The Rabbit, the Dark and the Biscuit Tin by Nicola O’Byrne (author)
My rating: 4 of 5 stars
I’m increasingly falling in love with books that are a little bit strange. I think we tend to search for the level in children’s literature; we look for the planes that can help us understand these strange small creatures in the world and, in turn, to help them understand the strange, wild world about them. The Rabbit, the Dark and the Biscuit Tin that does that with bells on but it does that whilst never forgetting that essential strangeness that is the world.
It is, essentially, a book about being afraid of the dark. Rabbit is scared of the Dark and so he captures it in a biscuit tin. The Dark explains that it isn’t scary – it is, in fact, very important to the world. And in one page, where Rabbit opens the biscuit tin, the Dark becomes nothing short of magical in an exuberant, beautifully rendered fold out.

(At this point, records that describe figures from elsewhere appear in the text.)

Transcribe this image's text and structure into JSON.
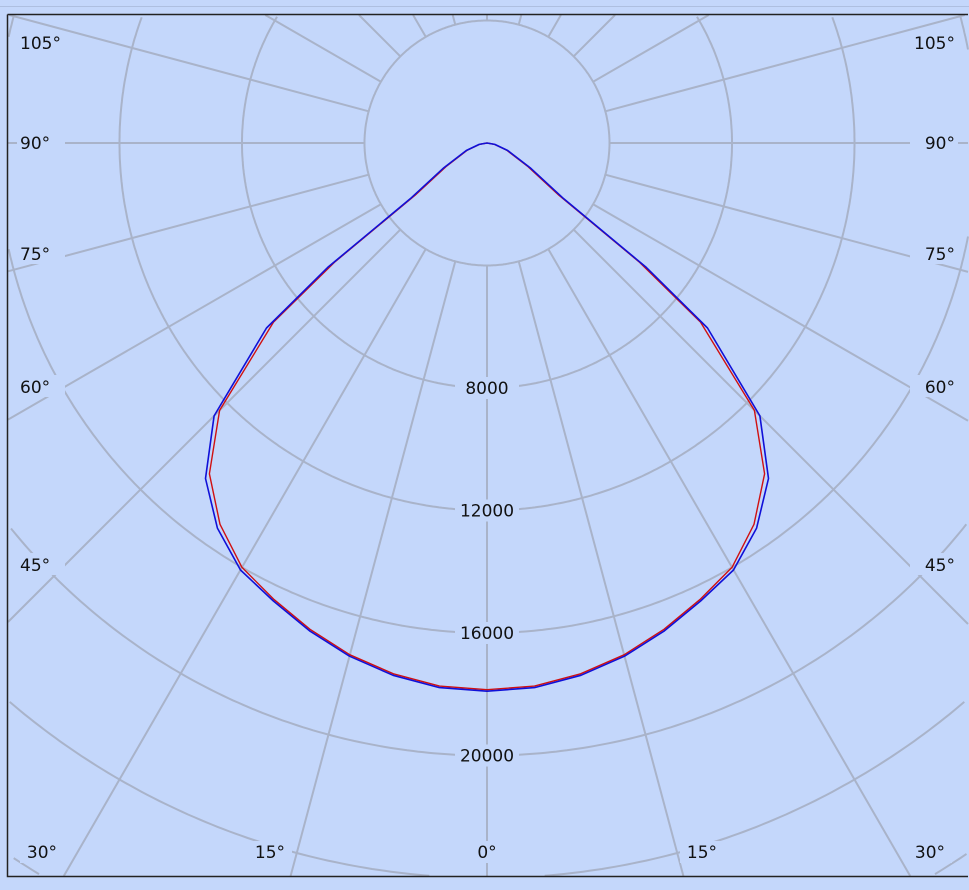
{
  "chart_data": {
    "type": "polar-line",
    "radial_ticks": [
      "8000",
      "12000",
      "16000",
      "20000"
    ],
    "radial_values": [
      4000,
      8000,
      12000,
      16000,
      20000,
      24000,
      28000
    ],
    "angle_labels_bottom": [
      "30°",
      "15°",
      "0°",
      "15°",
      "30°"
    ],
    "angle_labels_side": [
      "105°",
      "90°",
      "75°",
      "60°",
      "45°"
    ],
    "grid": true,
    "angle_step_deg": 15,
    "symmetric": true,
    "angles_deg": [
      0,
      5,
      10,
      15,
      20,
      25,
      30,
      35,
      40,
      45,
      50,
      52,
      54,
      60,
      70,
      80,
      90
    ],
    "series": [
      {
        "color": "#d01010",
        "values": [
          17850,
          17800,
          17600,
          17300,
          16900,
          16450,
          16000,
          15200,
          14100,
          12350,
          9100,
          6300,
          2900,
          1550,
          680,
          240,
          0
        ]
      },
      {
        "color": "#1010d8",
        "values": [
          17900,
          17850,
          17650,
          17350,
          16950,
          16500,
          16100,
          15350,
          14300,
          12600,
          9400,
          6600,
          3100,
          1650,
          720,
          260,
          0
        ]
      }
    ],
    "colors": {
      "background": "#c4d7fb",
      "grid": "#a9b3c9",
      "border": "#222222"
    }
  }
}
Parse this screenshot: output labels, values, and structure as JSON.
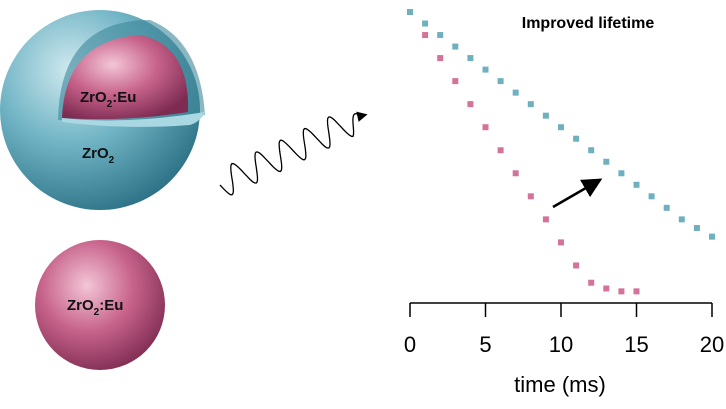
{
  "labels": {
    "core_shell": {
      "core": {
        "main": "ZrO",
        "sub": "2",
        "rest": ":Eu"
      },
      "shell": {
        "main": "ZrO",
        "sub": "2"
      }
    },
    "bare": {
      "main": "ZrO",
      "sub": "2",
      "rest": ":Eu"
    }
  },
  "chart_data": {
    "type": "scatter",
    "title": "Improved lifetime",
    "x_label": "time (ms)",
    "xlim": [
      0,
      20
    ],
    "xticks": [
      0,
      5,
      10,
      15,
      20
    ],
    "ylim": [
      0,
      1
    ],
    "series": [
      {
        "color": "#d4729a",
        "x": [
          0,
          1,
          2,
          3,
          4,
          5,
          6,
          7,
          8,
          9,
          10,
          11,
          12,
          13,
          14,
          15
        ],
        "values": [
          1,
          0.92,
          0.84,
          0.76,
          0.68,
          0.6,
          0.52,
          0.44,
          0.36,
          0.28,
          0.2,
          0.12,
          0.06,
          0.04,
          0.03,
          0.03
        ]
      },
      {
        "color": "#6fb0bf",
        "x": [
          0,
          1,
          2,
          3,
          4,
          5,
          6,
          7,
          8,
          9,
          10,
          11,
          12,
          13,
          14,
          15,
          16,
          17,
          18,
          19,
          20
        ],
        "values": [
          1,
          0.96,
          0.92,
          0.88,
          0.84,
          0.8,
          0.76,
          0.72,
          0.68,
          0.64,
          0.6,
          0.56,
          0.52,
          0.48,
          0.44,
          0.4,
          0.36,
          0.32,
          0.28,
          0.25,
          0.22
        ]
      }
    ]
  }
}
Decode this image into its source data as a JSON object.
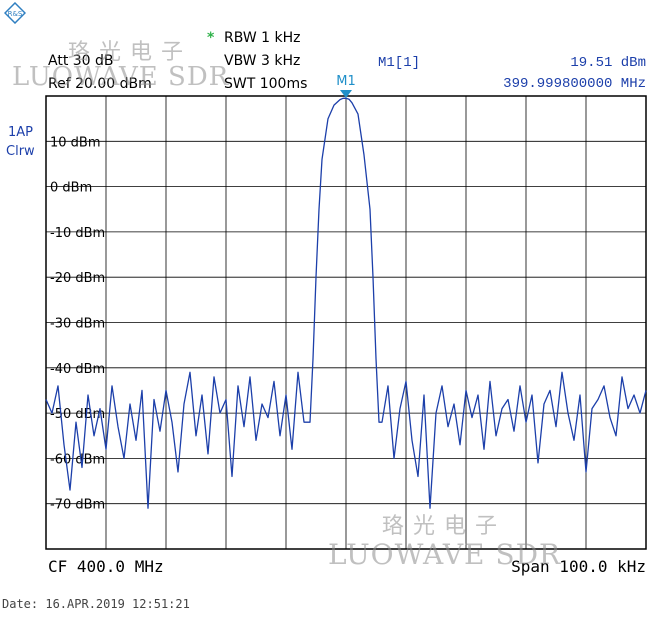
{
  "header": {
    "att": "Att  30 dB",
    "ref": "Ref  20.00 dBm",
    "rbw_star": "*",
    "rbw": "RBW 1 kHz",
    "vbw": "VBW 3 kHz",
    "swt": "SWT 100ms",
    "marker_title": "M1[1]",
    "marker_level": "19.51 dBm",
    "marker_freq": "399.999800000 MHz",
    "marker_tag": "M1"
  },
  "side": {
    "trace_line1": "1AP",
    "trace_line2": "Clrw"
  },
  "footer": {
    "cf": "CF 400.0 MHz",
    "span": "Span 100.0 kHz",
    "date": "Date: 16.APR.2019  12:51:21"
  },
  "watermark": {
    "cn": "珞 光 电 子",
    "en": "LUOWAVE SDR"
  },
  "colors": {
    "trace": "#1c3faa",
    "grid": "#000000",
    "marker": "#1f8fc9",
    "text_blue": "#1c3faa"
  },
  "chart_data": {
    "type": "line",
    "title": "",
    "xlabel": "",
    "ylabel": "",
    "ylim": [
      -80,
      20
    ],
    "ytick_labels": [
      "10 dBm",
      "0 dBm",
      "-10 dBm",
      "-20 dBm",
      "-30 dBm",
      "-40 dBm",
      "-50 dBm",
      "-60 dBm",
      "-70 dBm"
    ],
    "yticks": [
      10,
      0,
      -10,
      -20,
      -30,
      -40,
      -50,
      -60,
      -70
    ],
    "x_center_mhz": 400.0,
    "x_span_khz": 100.0,
    "grid": true,
    "series": [
      {
        "values_x_offset_khz": [
          -50.0,
          -49.0,
          -48.0,
          -47.0,
          -46.0,
          -45.0,
          -44.0,
          -43.0,
          -42.0,
          -41.0,
          -40.0,
          -39.0,
          -38.0,
          -37.0,
          -36.0,
          -35.0,
          -34.0,
          -33.0,
          -32.0,
          -31.0,
          -30.0,
          -29.0,
          -28.0,
          -27.0,
          -26.0,
          -25.0,
          -24.0,
          -23.0,
          -22.0,
          -21.0,
          -20.0,
          -19.0,
          -18.0,
          -17.0,
          -16.0,
          -15.0,
          -14.0,
          -13.0,
          -12.0,
          -11.0,
          -10.0,
          -9.0,
          -8.0,
          -7.0,
          -6.0,
          -5.5,
          -5.0,
          -4.5,
          -4.0,
          -3.0,
          -2.0,
          -1.0,
          -0.5,
          0.0,
          0.5,
          1.0,
          2.0,
          3.0,
          4.0,
          4.5,
          5.0,
          5.5,
          6.0,
          7.0,
          8.0,
          9.0,
          10.0,
          11.0,
          12.0,
          13.0,
          14.0,
          15.0,
          16.0,
          17.0,
          18.0,
          19.0,
          20.0,
          21.0,
          22.0,
          23.0,
          24.0,
          25.0,
          26.0,
          27.0,
          28.0,
          29.0,
          30.0,
          31.0,
          32.0,
          33.0,
          34.0,
          35.0,
          36.0,
          37.0,
          38.0,
          39.0,
          40.0,
          41.0,
          42.0,
          43.0,
          44.0,
          45.0,
          46.0,
          47.0,
          48.0,
          49.0,
          50.0
        ],
        "values_dbm": [
          -47,
          -50,
          -44,
          -57,
          -67,
          -52,
          -62,
          -46,
          -55,
          -49,
          -58,
          -44,
          -53,
          -60,
          -48,
          -56,
          -45,
          -71,
          -47,
          -54,
          -45,
          -52,
          -63,
          -48,
          -41,
          -55,
          -46,
          -59,
          -42,
          -50,
          -47,
          -64,
          -44,
          -53,
          -42,
          -56,
          -48,
          -51,
          -43,
          -55,
          -46,
          -58,
          -41,
          -52,
          -52,
          -38,
          -20,
          -5,
          6,
          15,
          18,
          19.2,
          19.5,
          19.51,
          19.3,
          18.5,
          16,
          7,
          -5,
          -20,
          -38,
          -52,
          -52,
          -44,
          -60,
          -49,
          -43,
          -56,
          -64,
          -46,
          -71,
          -50,
          -44,
          -53,
          -48,
          -57,
          -45,
          -51,
          -46,
          -58,
          -43,
          -55,
          -49,
          -47,
          -54,
          -44,
          -52,
          -46,
          -61,
          -48,
          -45,
          -53,
          -41,
          -50,
          -56,
          -46,
          -63,
          -49,
          -47,
          -44,
          -51,
          -55,
          -42,
          -49,
          -46,
          -50,
          -45
        ]
      }
    ]
  }
}
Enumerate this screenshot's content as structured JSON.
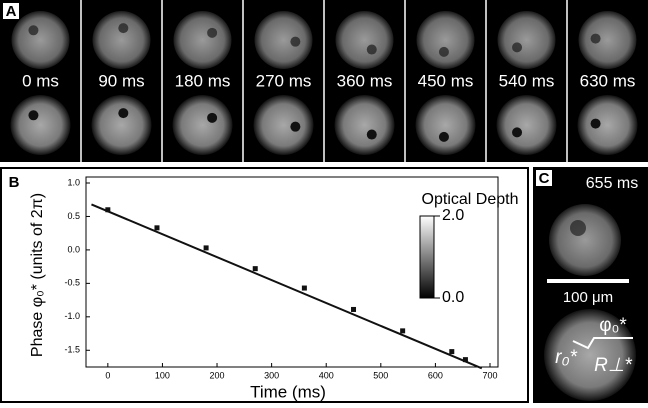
{
  "panels": {
    "A": {
      "letter": "A",
      "frames": [
        "0 ms",
        "90 ms",
        "180 ms",
        "270 ms",
        "360 ms",
        "450 ms",
        "540 ms",
        "630 ms"
      ]
    },
    "C": {
      "letter": "C",
      "time": "655 ms",
      "scale_bar": "100 μm",
      "phase_symbol": "φ₀*",
      "radius_symbol": "r₀*",
      "perp_symbol": "R⊥*"
    }
  },
  "chart_data": {
    "type": "scatter",
    "panel_label": "B",
    "xlabel": "Time (ms)",
    "ylabel": "Phase φ₀* (units of 2π)",
    "xlim": [
      -40,
      700
    ],
    "xticks": [
      0,
      100,
      200,
      300,
      400,
      500,
      600,
      700
    ],
    "ylim": [
      -1.75,
      1.0
    ],
    "yticks": [
      {
        "value": 1.0,
        "label": "1.0"
      },
      0.5,
      {
        "value": 0,
        "label": "0.0"
      },
      -0.5,
      {
        "value": -1.0,
        "label": "-1.0"
      },
      -1.5
    ],
    "series": [
      {
        "x": [
          0,
          90,
          180,
          270,
          360,
          450,
          540,
          630,
          655
        ],
        "values": [
          0.6,
          0.33,
          0.03,
          -0.28,
          -0.57,
          -0.89,
          -1.21,
          -1.52,
          -1.64
        ],
        "color": "#111111",
        "marker": "square"
      },
      {
        "x": [
          -30,
          685
        ],
        "values": [
          0.68,
          -1.77
        ],
        "color": "#111111"
      }
    ],
    "colorbar": {
      "title": "Optical Depth",
      "lim": [
        0,
        2
      ],
      "ticks": [
        {
          "value": 2,
          "label": "2.0"
        },
        {
          "value": 0,
          "label": "0.0"
        }
      ]
    }
  }
}
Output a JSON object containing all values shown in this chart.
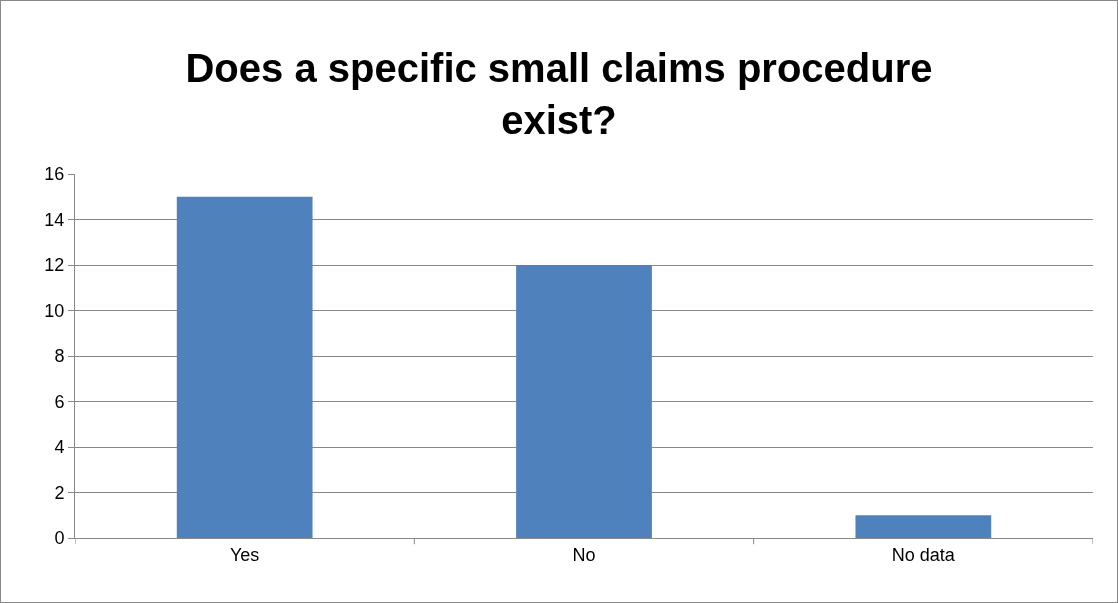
{
  "chart_data": {
    "type": "bar",
    "title": "Does a specific small claims procedure exist?",
    "categories": [
      "Yes",
      "No",
      "No data"
    ],
    "values": [
      15,
      12,
      1
    ],
    "color": "#4f81bd",
    "ylim": [
      0,
      16
    ],
    "yticks": [
      0,
      2,
      4,
      6,
      8,
      10,
      12,
      14,
      16
    ],
    "grid": "y",
    "legend": false
  }
}
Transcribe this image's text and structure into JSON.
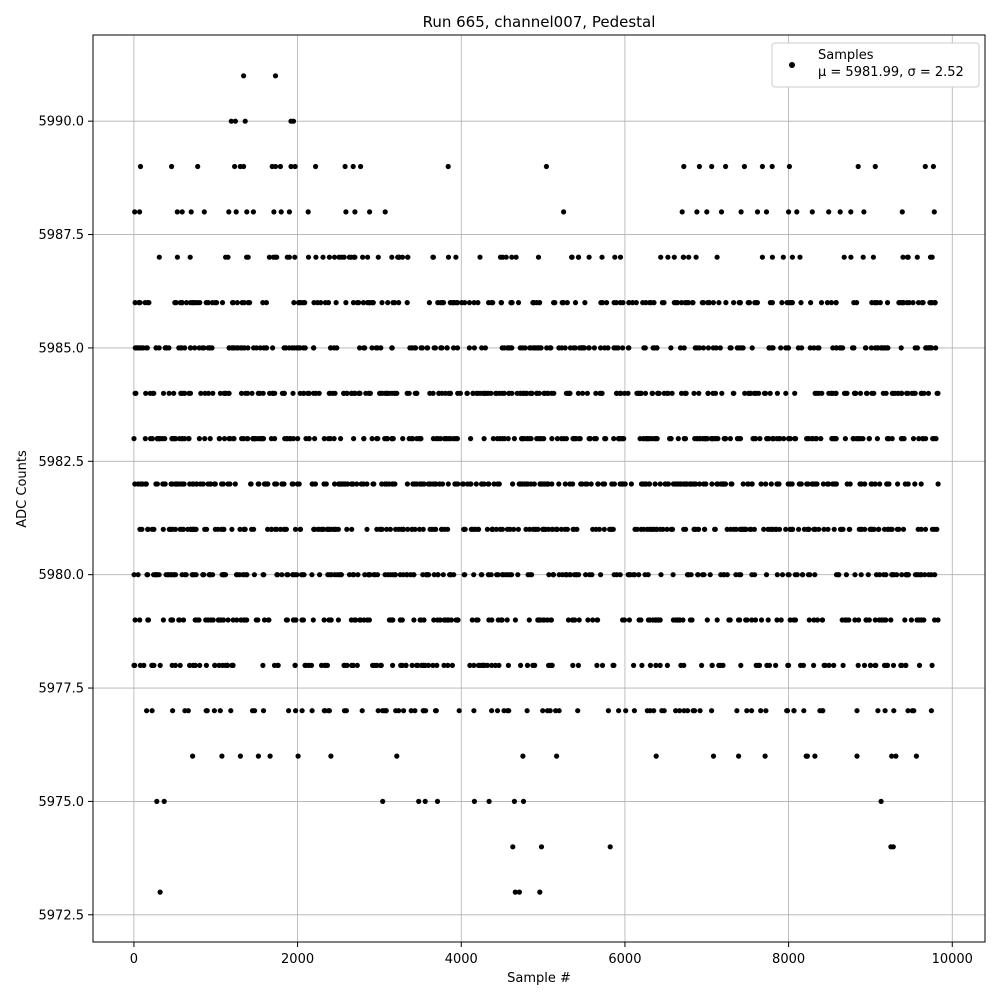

Softly strange, deliciously weird and intensely heartfelt; this is a book that tells little ones that it’s okay to be scared of something but you must learn to understand that fear. You must learn to understand their feelings as much as your own. It’s big stuff this, asking for empathy with something as magnificently other as darkness, but Nicola O’Byrne handles it well. Her spreads sing with character; Rabbit dominates his pages with movement, life and vitality. There’s also some subtle work here about the idea of balance; Rabbit is alone and then, in the Dark, he isn’t. He meets baby fox cubs and bats and owls and a whole world that relies on the Dark to make it happen.
I’d have welcomed some more play with the endpapers here as there’s so much to go at with the topic, but even without that this is a fine, rich story that’s perfect to help a little one address nighttime fears.
My thanks to the publisher for a review copy.